I twist on my feet to find the limousine is long gone, taking Mother with it. Without her looking over my shoulder, I’m free to make my own decisions. I don’t even look back at Kevin as I refuse his hand, his twisted sense of love, and every shitty thing he ever did to me.
And I walk away. Every step I take is like marching toward absolution.
Freeing myself from the ghosts of Mother and Kevin.
Giving myself the grace I should have given myself so long ago.
Forgiving myself for the things I let other people do to me.
Walking away from my ghosts does nothing to change the past, but it fills me with a sense of permission to live again.
I search through the bustling sidewalks of the city.
Search for Seven’s face in a crowd of people, but I’m surrounded by hundreds who all look the same.
My search intensifies as I find myself running, pushing my way through the crowds.
The faster I find him, the faster I can tell him the words I haven’t been able to say.
Thunder crashes, ripping through the sky as the sun takes shelter behind a glistening tower of glass. The darkness above steals my attention, and I find myself looking upward as a night sky falls over the cityscape.
And then a stabbing pain in my upper arm.
Blood seeps through a slash in my arm, staining the white cotton of my shirt.
I spin in a quick circle, searching for my attacker, and come face to face with Kevin.
He stands before me. Eyes permanently closed and his arms drawn over each other like a dead man lying upright in a casket.
I awake in a sweaty panic, reaching out for Seven but he’s not there.
A familiar pain burns my upper arm. I glance over just as an empty needle is removed.
Whatever it was filled with is now in my body.
An arm clenches around my throat from behind, and I’m dragged back into the hard seat of the wooden pew.
On the chancel, Seven climbs into a pair of underwear while a man with a black hood holds a gun to the back of his head.
And I don’t know if it’s the strong arm cutting off circulation or whatever they injected me with, but I feel my eyes grow heavy and slip away.
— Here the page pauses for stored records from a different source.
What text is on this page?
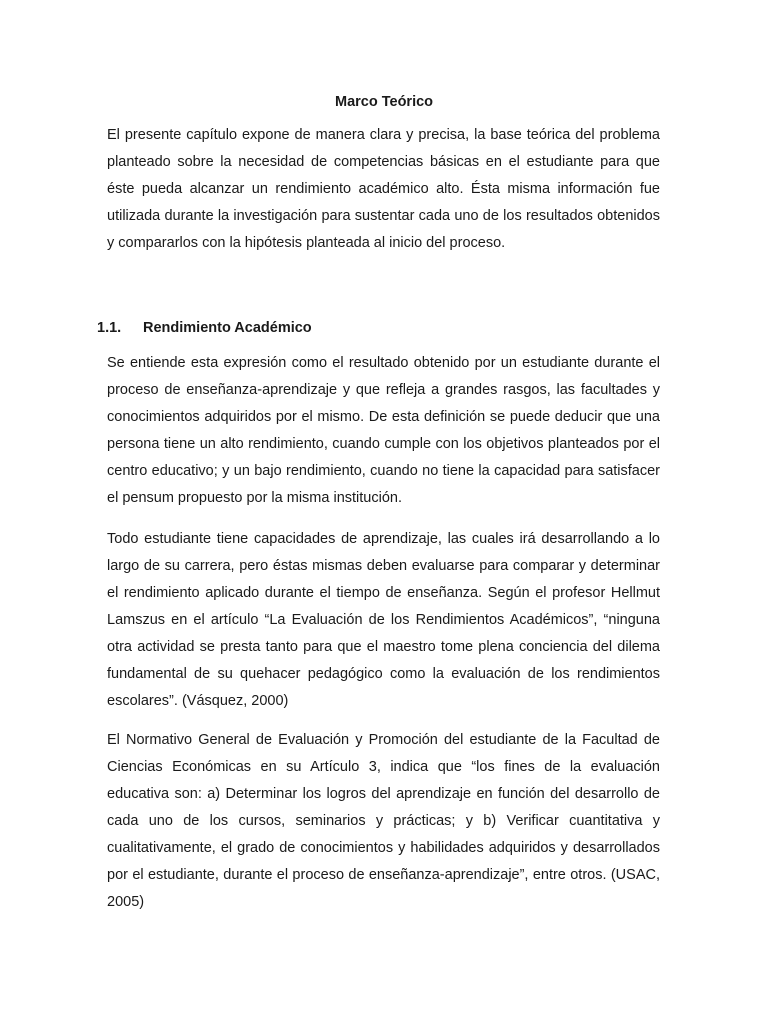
Marco Teórico

El presente capítulo expone de manera clara y precisa, la base teórica del problema planteado sobre la necesidad de competencias básicas en el estudiante para que éste pueda alcanzar un rendimiento académico alto. Ésta misma información fue utilizada durante la investigación para sustentar cada uno de los resultados obtenidos y compararlos con la hipótesis planteada al inicio del proceso.

1.1. Rendimiento Académico

Se entiende esta expresión como el resultado obtenido por un estudiante durante el proceso de enseñanza-aprendizaje y que refleja a grandes rasgos, las facultades y conocimientos adquiridos por el mismo. De esta definición se puede deducir que una persona tiene un alto rendimiento, cuando cumple con los objetivos planteados por el centro educativo; y un bajo rendimiento, cuando no tiene la capacidad para satisfacer el pensum propuesto por la misma institución.

Todo estudiante tiene capacidades de aprendizaje, las cuales irá desarrollando a lo largo de su carrera, pero éstas mismas deben evaluarse para comparar y determinar el rendimiento aplicado durante el tiempo de enseñanza. Según el profesor Hellmut Lamszus en el artículo “La Evaluación de los Rendimientos Académicos”, “ninguna otra actividad se presta tanto para que el maestro tome plena conciencia del dilema fundamental de su quehacer pedagógico como la evaluación de los rendimientos escolares”. (Vásquez, 2000)

El Normativo General de Evaluación y Promoción del estudiante de la Facultad de Ciencias Económicas en su Artículo 3, indica que “los fines de la evaluación educativa son: a) Determinar los logros del aprendizaje en función del desarrollo de cada uno de los cursos, seminarios y prácticas; y b) Verificar cuantitativa y cualitativamente, el grado de conocimientos y habilidades adquiridos y desarrollados por el estudiante, durante el proceso de enseñanza-aprendizaje”, entre otros. (USAC, 2005)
My head thumps as my eyes peel open. I’m in a cold, damp place with stone walls and floors, iron bars, and a toilet buzzing with flies.
There’s a stench of musk and urine. The only source of light comes from a hole in the wall of a makeshift prison cell on the opposite side of the hall.
I groan as I sit up, my entire body tense from whatever happened since I’ve been asleep.
I cradle my head in my hands, praying for relief from pain and grogginess. The last thing I remember is waking up at the run-down church and now, somehow, I’m in a fucking run-down prison.
“I was starting to think you were dead,” a woman’s voice stirs from behind.
My neck cracks as I turn to her. She sits on the other side of the iron bars, leaning her head against the wall. Her face is covered in dirt and she’s sporting a black eye and a busted lip. Her white floral blouse is just as dirty, looking as if it hasn’t been washed in months.
“Was I not breathing?” I ask sarcastically.
“It’s a figure of speech, but it’s not like I haven’t seen dead people breathe before. So many of us have been dead for years. And just look at us, breathing.”
“Ma’am, I’m going to stop you right there. I’m not a fan of riddles. They irritate me.”
She shifts her gaze to me. “Did you come to watch the big show?”
“Yeah, I figured I’d just mosey on down to the cult farm and take a gander.”
“What kind of person knows a place is a cult and goes anyway?”
“I’m also not a fan of questions.”
“Sorry.” She chuckles under her breath. “We’re not really allowed to ask questions around here. So, when we meet strangers, sometimes we can be overbearing.”
That sounds fucking familiar. “Yeah, I’ve heard that before…”
“Why are you here, then?”
“Got involved with the wrong guy.”
“You’re the other guy?” She shuffles forward, bracing her hands around the prison bars. “You came here with Seven?”
“Yeah, know him?”
“He’s my brother.”
That makes a whole lot of sense. Both share the same inquisitive nature. Both have the same sharp features, the same puppyish look in their eyes. Looking at her makes my heart twist because I fucking miss my little irritating puppy.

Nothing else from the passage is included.